You really want to inherit a $400 million deficit and start slashing jobs, social services and government agencies? You really want to have to sign the law banning children’s meal toys and end up as a punch line on Conan O’Brien’s TV show? You really want to have to come into the Legislative Chamber so supervisors can play question time?
But somebody has to do it, and by next week, we will probably know who the lucky winner is. Based on the judgment of the overanxious board members who are making the call, it will probably be the wrong person.
That is, not Michael Hennessey, the longest-tenured sheriff in San Francisco history.
Hennessey probably will not be given the job because he does not fit the mold held in the shaky hands of supervisors Chris Daly and David Campos as a wide-eyed activist mayor who would carry a so-called “progressive agenda” into Room 200 at City Hall and then try to win the job outright next November.
In fact, Hennessey does not really want the job, once again proving his sanity and showing why he has been the most successful elected official in San Francisco in the past half-century.
He does not play politics because he does not have to. He defies all labels. Most people would probably consider him among the most “progressive” sheriffs in the U.S. for instituting a number of pioneering programs for inmates, including drug rehabilitation and educational opportunities.
But he still believes in jailing criminals — again, not a very popular stand with some of our supervisors.
Still, he would do the job if asked, since it is hard to turn down a city in need — something he has shown over eight terms and 31 years. And if that does not make some supervisors suspicious, all this public service and civic duty stuff, then probably nothing will.
And the kiss of death will probably be his popularity. He has received more than 1 million votes in San Francisco since he was first elected in 1979. Most of the board members were elected with less than 10,000 votes. They might as well be in a separate solar system.
But rather than go on about all the reasons Hennessey will not gain the necessary six votes, I will let him pass along some thoughts to those posers actually angling for the job. When you amass 1 million votes for office, you are allowed some say.
“This city should have somebody during the transition period who understands San Francisco and has a good working relationship with all the members of the board,” Hennessey said. “I’m not overly daunted by the budget deficit because Mayor [Gavin] Newsom has a plan in place to balance the budget and I’ve had to make hard decisions in this jobs for years.

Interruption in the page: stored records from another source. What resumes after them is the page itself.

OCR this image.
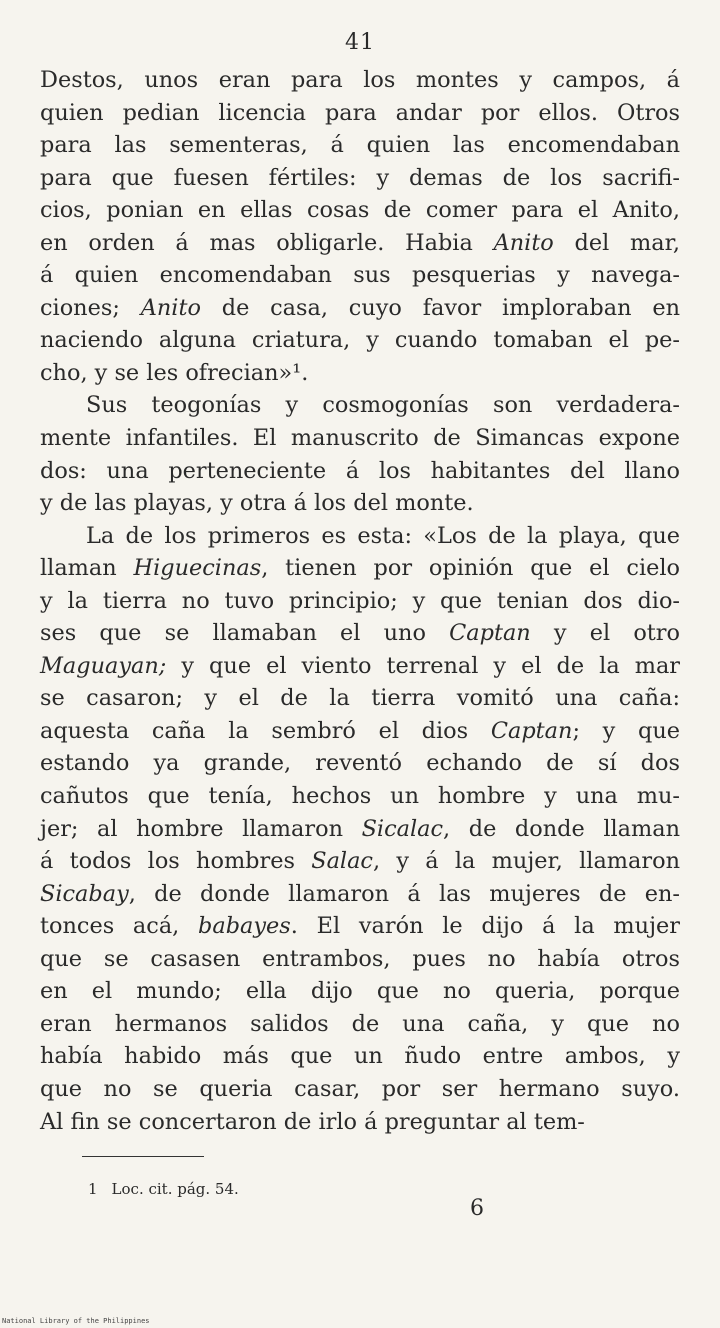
41
Destos, unos eran para los montes y campos, á
quien pedian licencia para andar por ellos. Otros
para las sementeras, á quien las encomendaban
para que fuesen fértiles: y demas de los sacrifi-
cios, ponian en ellas cosas de comer para el Anito,
en orden á mas obligarle. Habia Anito del mar,
á quien encomendaban sus pesquerias y navega-
ciones; Anito de casa, cuyo favor imploraban en
naciendo alguna criatura, y cuando tomaban el pe-
cho, y se les ofrecian»¹.
Sus teogonías y cosmogonías son verdadera-
mente infantiles. El manuscrito de Simancas expone
dos: una perteneciente á los habitantes del llano
y de las playas, y otra á los del monte.
La de los primeros es esta: «Los de la playa, que
llaman Higuecinas, tienen por opinión que el cielo
y la tierra no tuvo principio; y que tenian dos dio-
ses que se llamaban el uno Captan y el otro
Maguayan; y que el viento terrenal y el de la mar
se casaron; y el de la tierra vomitó una caña:
aquesta caña la sembró el dios Captan; y que
estando ya grande, reventó echando de sí dos
cañutos que tenía, hechos un hombre y una mu-
jer; al hombre llamaron Sicalac, de donde llaman
á todos los hombres Salac, y á la mujer, llamaron
Sicabay, de donde llamaron á las mujeres de en-
tonces acá, babayes. El varón le dijo á la mujer
que se casasen entrambos, pues no había otros
en el mundo; ella dijo que no queria, porque
eran hermanos salidos de una caña, y que no
había habido más que un ñudo entre ambos, y
que no se queria casar, por ser hermano suyo.
Al fin se concertaron de irlo á preguntar al tem-
1 Loc. cit. pág. 54.
6
National Library of the Philippines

“I’ve been successful in part because I haven’t had to take votes on controversial issues. I’ve just focused on my job. My politics are unknown to most people. I may be too liberal for moderates and too moderate for liberals, but I’d do my best if asked to step into the mayor’s job.”
As if supervisors needed another reason not to pick Hennessey as interim mayor, he would have the chance to pick the next district attorney and sheriff, and who better to make those selections than someone who has been at the center of the criminal justice system here for nearly four decades?

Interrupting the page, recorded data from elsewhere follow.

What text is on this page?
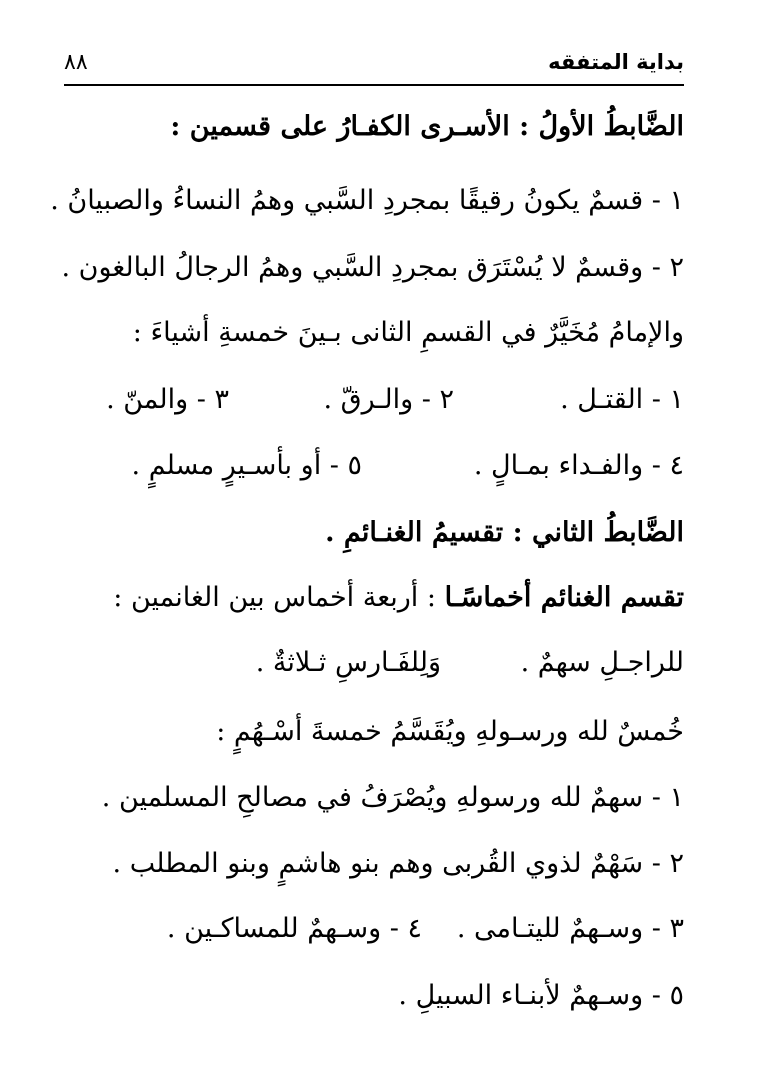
بداية المتفقه
٨٨
الضَّابطُ الأولُ : الأسـرى الكفـارُ على قسمين :
١ - قسمٌ يكونُ رقيقًا بمجردِ السَّبي وهمُ النساءُ والصبيانُ .
٢ - وقسمٌ لا يُسْتَرَق بمجردِ السَّبي وهمُ الرجالُ البالغون .
والإمامُ مُخَيَّرٌ في القسمِ الثانى بـينَ خمسةِ أشياءَ :
١ - القتـل .
٢ - والـرقّ .
٣ - والمنّ .
٤ - والفـداء بمـالٍ .
٥ - أو بأسـيرٍ مسلمٍ .
الضَّابطُ الثاني : تقسيمُ الغنـائمِ .
تقسم الغنائم أخماسًـا : أربعة أخماس بين الغانمين :
للراجـلِ سهمٌ .
وَلِلفَـارسِ ثـلاثةٌ .
خُمسٌ لله ورسـولهِ ويُقَسَّمُ خمسةَ أسْـهُمٍ :
١ - سهمٌ لله ورسولهِ ويُصْرَفُ في مصالحِ المسلمين .
٢ - سَهْمٌ لذوي القُربى وهم بنو هاشمٍ وبنو المطلب .
٣ - وسـهمٌ لليتـامى .
٤ - وسـهمٌ للمساكـين .
٥ - وسـهمٌ لأبنـاء السبيلِ .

That would make way too much sense, something the board would never let happen. You think that having the only sheriff with a law degree in California should have a say in who leads our criminal prosecutions and our jails? Who are you kidding?
No, it looks like Hennessey will just have to remain sheriff as long as he wants to hold the keys, going about his business in his own dignified way, without any of the grandstanding we have come to associate with the politics of San Francisco.
It is just as well. Hennessey would probably feel like a prisoner to all the special interests and ideological whims that fill City Hall. There is no worse feeling for a sheriff.